The proponents of the Arizona initiative will have a clear message which they say will not deviate depending on whether the audience is Hispanic students or African American businessmen or white government employees. Speaking of the need to eliminate race as a consideration for school admissions, Gratz says: “It is a matter of fairness. Everyone deserves to know if they are accepted or rejected based on their merit.” She says that minority students must live with the “stigma of race preference” as their peers doubt whether they were really admitted because of their personal achievements or whether it was their race which vaulted them over other better qualified candidates.
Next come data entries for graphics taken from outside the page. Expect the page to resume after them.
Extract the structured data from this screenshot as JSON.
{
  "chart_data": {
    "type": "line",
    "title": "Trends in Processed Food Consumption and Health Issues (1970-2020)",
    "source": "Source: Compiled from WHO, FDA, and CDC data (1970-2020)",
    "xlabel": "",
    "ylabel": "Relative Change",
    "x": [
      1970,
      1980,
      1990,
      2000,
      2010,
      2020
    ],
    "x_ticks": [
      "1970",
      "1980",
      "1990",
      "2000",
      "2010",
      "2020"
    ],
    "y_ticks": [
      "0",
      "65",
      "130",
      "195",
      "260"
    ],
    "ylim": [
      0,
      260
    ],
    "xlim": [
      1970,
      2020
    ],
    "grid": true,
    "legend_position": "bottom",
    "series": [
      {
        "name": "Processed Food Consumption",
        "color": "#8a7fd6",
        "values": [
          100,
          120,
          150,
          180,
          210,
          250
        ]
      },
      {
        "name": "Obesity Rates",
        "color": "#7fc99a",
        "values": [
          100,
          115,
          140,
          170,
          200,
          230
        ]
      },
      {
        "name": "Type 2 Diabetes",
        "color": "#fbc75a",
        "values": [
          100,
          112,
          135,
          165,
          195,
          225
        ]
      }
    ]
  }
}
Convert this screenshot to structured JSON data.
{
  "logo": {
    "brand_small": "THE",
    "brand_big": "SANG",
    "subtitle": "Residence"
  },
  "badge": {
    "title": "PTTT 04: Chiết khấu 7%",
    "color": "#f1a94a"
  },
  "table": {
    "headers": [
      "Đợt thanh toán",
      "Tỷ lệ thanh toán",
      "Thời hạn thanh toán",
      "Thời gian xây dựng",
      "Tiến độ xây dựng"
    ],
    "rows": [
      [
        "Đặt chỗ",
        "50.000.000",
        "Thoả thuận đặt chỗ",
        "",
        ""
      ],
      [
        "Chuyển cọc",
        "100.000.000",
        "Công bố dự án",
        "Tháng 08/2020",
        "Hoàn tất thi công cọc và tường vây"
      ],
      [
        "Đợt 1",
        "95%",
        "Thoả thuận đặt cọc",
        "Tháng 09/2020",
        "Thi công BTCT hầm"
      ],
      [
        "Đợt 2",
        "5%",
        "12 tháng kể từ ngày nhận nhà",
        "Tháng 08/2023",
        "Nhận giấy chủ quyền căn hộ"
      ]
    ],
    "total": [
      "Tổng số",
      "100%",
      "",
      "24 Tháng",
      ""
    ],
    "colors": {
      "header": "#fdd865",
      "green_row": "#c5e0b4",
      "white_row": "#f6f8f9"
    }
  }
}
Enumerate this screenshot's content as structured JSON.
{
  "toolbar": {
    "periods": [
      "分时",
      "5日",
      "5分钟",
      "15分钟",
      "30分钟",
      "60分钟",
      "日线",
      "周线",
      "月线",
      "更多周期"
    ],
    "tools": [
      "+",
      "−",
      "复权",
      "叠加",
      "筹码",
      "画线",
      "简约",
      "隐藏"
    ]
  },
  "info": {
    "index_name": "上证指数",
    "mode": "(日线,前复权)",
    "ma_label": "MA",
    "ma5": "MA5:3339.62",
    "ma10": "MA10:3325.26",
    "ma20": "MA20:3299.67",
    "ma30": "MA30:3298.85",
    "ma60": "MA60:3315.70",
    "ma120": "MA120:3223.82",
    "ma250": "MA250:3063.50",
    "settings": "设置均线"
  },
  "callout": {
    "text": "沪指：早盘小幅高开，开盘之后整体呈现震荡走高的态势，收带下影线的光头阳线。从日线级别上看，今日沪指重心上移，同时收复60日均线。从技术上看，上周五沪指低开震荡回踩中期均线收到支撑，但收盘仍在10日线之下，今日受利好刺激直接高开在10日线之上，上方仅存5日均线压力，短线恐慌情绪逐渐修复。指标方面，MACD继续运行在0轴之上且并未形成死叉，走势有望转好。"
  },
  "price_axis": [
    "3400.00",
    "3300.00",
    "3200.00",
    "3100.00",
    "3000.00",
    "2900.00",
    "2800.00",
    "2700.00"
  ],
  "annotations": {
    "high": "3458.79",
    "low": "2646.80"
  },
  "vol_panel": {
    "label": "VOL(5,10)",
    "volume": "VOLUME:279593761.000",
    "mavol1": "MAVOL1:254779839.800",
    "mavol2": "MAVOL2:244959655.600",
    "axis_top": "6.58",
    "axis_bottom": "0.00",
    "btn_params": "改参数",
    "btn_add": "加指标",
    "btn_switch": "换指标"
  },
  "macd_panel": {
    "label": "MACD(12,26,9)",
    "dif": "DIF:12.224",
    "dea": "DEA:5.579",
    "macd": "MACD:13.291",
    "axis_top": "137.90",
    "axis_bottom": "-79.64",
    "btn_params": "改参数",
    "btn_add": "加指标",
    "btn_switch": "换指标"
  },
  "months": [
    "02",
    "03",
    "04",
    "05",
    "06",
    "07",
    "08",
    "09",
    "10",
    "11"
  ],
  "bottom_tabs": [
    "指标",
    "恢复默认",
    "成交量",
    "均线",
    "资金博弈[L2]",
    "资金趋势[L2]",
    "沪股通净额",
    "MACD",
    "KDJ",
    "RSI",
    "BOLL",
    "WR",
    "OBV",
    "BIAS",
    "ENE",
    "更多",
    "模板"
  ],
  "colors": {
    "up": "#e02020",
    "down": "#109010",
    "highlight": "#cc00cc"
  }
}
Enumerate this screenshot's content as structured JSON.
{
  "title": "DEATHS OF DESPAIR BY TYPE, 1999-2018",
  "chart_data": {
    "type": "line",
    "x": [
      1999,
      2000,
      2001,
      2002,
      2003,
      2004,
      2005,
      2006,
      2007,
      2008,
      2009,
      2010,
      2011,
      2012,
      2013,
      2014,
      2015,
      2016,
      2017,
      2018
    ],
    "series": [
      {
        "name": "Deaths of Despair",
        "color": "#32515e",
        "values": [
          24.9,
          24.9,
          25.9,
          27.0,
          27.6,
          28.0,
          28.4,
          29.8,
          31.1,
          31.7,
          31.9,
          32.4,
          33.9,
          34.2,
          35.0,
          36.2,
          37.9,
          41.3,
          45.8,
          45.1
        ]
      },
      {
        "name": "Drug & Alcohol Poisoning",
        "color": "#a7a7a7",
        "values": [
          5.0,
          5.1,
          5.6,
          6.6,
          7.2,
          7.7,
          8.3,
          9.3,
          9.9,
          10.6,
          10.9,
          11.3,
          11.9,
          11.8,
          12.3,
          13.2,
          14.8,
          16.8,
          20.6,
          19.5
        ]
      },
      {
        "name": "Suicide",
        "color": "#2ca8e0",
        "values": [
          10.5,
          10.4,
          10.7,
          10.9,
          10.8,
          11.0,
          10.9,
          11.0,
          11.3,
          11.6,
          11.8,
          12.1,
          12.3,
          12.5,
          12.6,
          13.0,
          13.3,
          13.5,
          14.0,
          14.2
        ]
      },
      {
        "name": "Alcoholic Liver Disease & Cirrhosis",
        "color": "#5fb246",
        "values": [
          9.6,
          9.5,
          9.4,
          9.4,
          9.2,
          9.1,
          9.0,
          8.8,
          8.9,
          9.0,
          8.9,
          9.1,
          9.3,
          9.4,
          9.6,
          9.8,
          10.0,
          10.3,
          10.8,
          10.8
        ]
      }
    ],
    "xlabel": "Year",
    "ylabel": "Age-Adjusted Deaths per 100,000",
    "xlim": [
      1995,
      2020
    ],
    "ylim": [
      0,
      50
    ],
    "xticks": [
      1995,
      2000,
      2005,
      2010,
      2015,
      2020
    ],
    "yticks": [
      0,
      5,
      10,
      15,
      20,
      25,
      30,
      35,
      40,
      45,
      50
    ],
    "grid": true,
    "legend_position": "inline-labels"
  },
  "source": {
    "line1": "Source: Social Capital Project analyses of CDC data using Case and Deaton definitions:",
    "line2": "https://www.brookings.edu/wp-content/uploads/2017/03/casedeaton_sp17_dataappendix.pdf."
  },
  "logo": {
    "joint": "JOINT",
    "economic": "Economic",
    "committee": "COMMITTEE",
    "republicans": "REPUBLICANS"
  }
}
Bolick believes that Arizona’s large Hispanic population has good reason to support the ban. Bolick argues that “once you have explicit classifications by ethnicity” fuel is added to anti-immigrant sentiments. Moreover, Hispanics and all citizens should recognize, according to Bolick, that racial and ethnic preferences “rarely trickle down to people most in need.” Gratz agrees that by eliminating racial preferences Arizona universities and colleges, like their counterparts in California after Proposition 209, will be forced to concentrate on “socio-economic” hardship and first generation college status. As things stand now Gratz contends that “elites” view race preferences as a “blanket” solution for minorities in education, employment and contracting and think they “do not have to do much” to improve education and employment for minorities.
The truth is that equal protection, the heart of teh 14th Amendment which is often cited as a reason for racial preferences has been perverted to teh point of being unrecognizable. Good Luck to Bollick and Gratz.